The following benefits have been most often cited (Harrison 95, Chess 98):

• asynchronous/autonomous task execution: after the injection of an agent into the network environment the user can perform other tasks,

• reduction of network traffic and client processing power: since massive data exchanges are handled locally at the nodes hosting the data and client computers could concentrate on performing only limited local tasks,

• increased robustness and reduction of dependence of network availability and client/server availability: once the agent arrived at a target system the client may crash or the network may become unavailable without any drawbacks on the task processing,

• automation of distributed task processing: agents have itineraries that determine what tasks they have to perform where without any user interaction,

• decentralised and local task processing: agent cloning enables the automated distribution of formerly centralised programmes,

• flexibility: On-demand software distribution / service provisioning – service software within mobile agents can be instantly downloaded to client and server nodes.

The mobile agent paradigm provides flexibility by re-distributing intelligence inside a distributed network environment, particularly for reducing network load and optimising service performance. Due to the above stated benefits, various problems and inefficiencies of today’s client/server architectures can be handled by means of this new paradigm.

The down side of this technology is in fact the security risks introduced.
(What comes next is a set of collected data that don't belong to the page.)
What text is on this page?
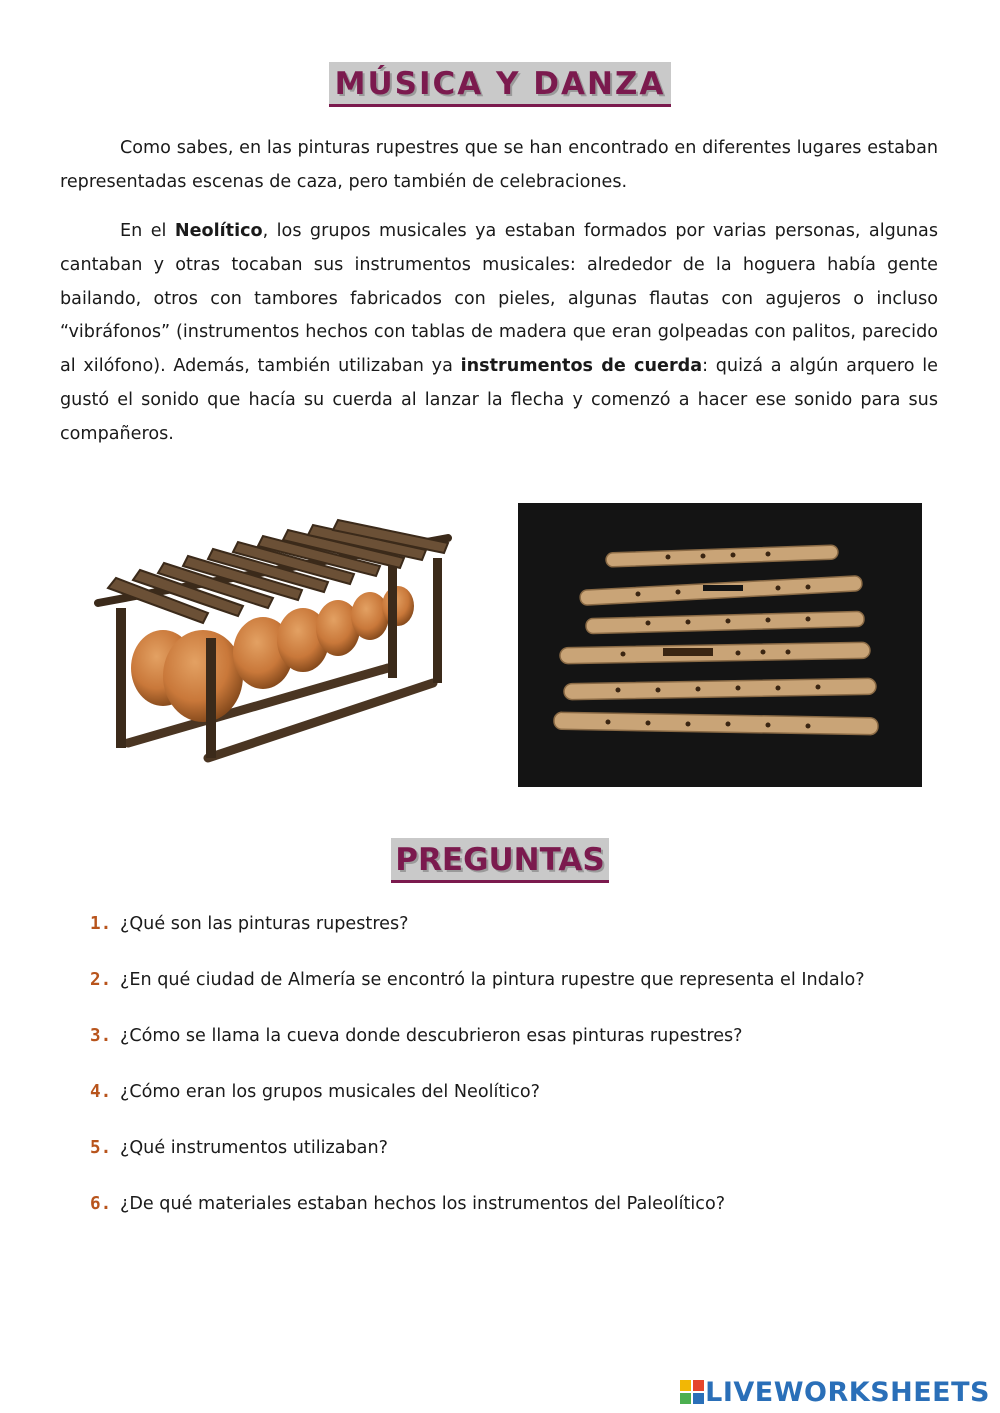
MÚSICA Y DANZA

Como sabes, en las pinturas rupestres que se han encontrado en diferentes lugares estaban representadas escenas de caza, pero también de celebraciones.

En el Neolítico, los grupos musicales ya estaban formados por varias personas, algunas cantaban y otras tocaban sus instrumentos musicales: alrededor de la hoguera había gente bailando, otros con tambores fabricados con pieles, algunas flautas con agujeros o incluso “vibráfonos” (instrumentos hechos con tablas de madera que eran golpeadas con palitos, parecido al xilófono). Además, también utilizaban ya instrumentos de cuerda: quizá a algún arquero le gustó el sonido que hacía su cuerda al lanzar la flecha y comenzó a hacer ese sonido para sus compañeros.

PREGUNTAS
1. ¿Qué son las pinturas rupestres?
2. ¿En qué ciudad de Almería se encontró la pintura rupestre que representa el Indalo?
3. ¿Cómo se llama la cueva donde descubrieron esas pinturas rupestres?
4. ¿Cómo eran los grupos musicales del Neolítico?
5. ¿Qué instrumentos utilizaban?
6. ¿De qué materiales estaban hechos los instrumentos del Paleolítico?
LIVEWORKSHEETS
An agent may be attacked, modified or deleted by a hostile agent platform. Another obvious concern related to mobile agents is the question, if agent migration is always of advantage in contrast to message passing. For example, it is probably better to interact for small information exchanges by message passing in case the agent code is bigger than the expected data volume to be exchanged.

In summary, agent technologies have a lot of appealing advantages compared to traditional technologies for solving specific problems. But they imply the introduction of new agent platforms enabling mobility and/or advanced inter-agent communic ation in the target environment and require the adaptation of existing interfaces to that new agent environment.

Adopting a more general view, legacy technologies, including distributed object technologies, have also advantages in specific environments and more importantly a big installed base. For several applications, Remote Procedure Calls still represent a powerful and efficient solution.

Thus, an integrated approach is desirable, combining the benefits of both client/server and agent technology and on the other hand, minimizing the problems that rise if one of these techniques is used as “stand-alone“ solution (Guilfoyle 94). Therefore, an integration of agent technologies with existing technologies represents the best solution to combine their advantages (Choy 99, Harrison 95, Karmouch 98).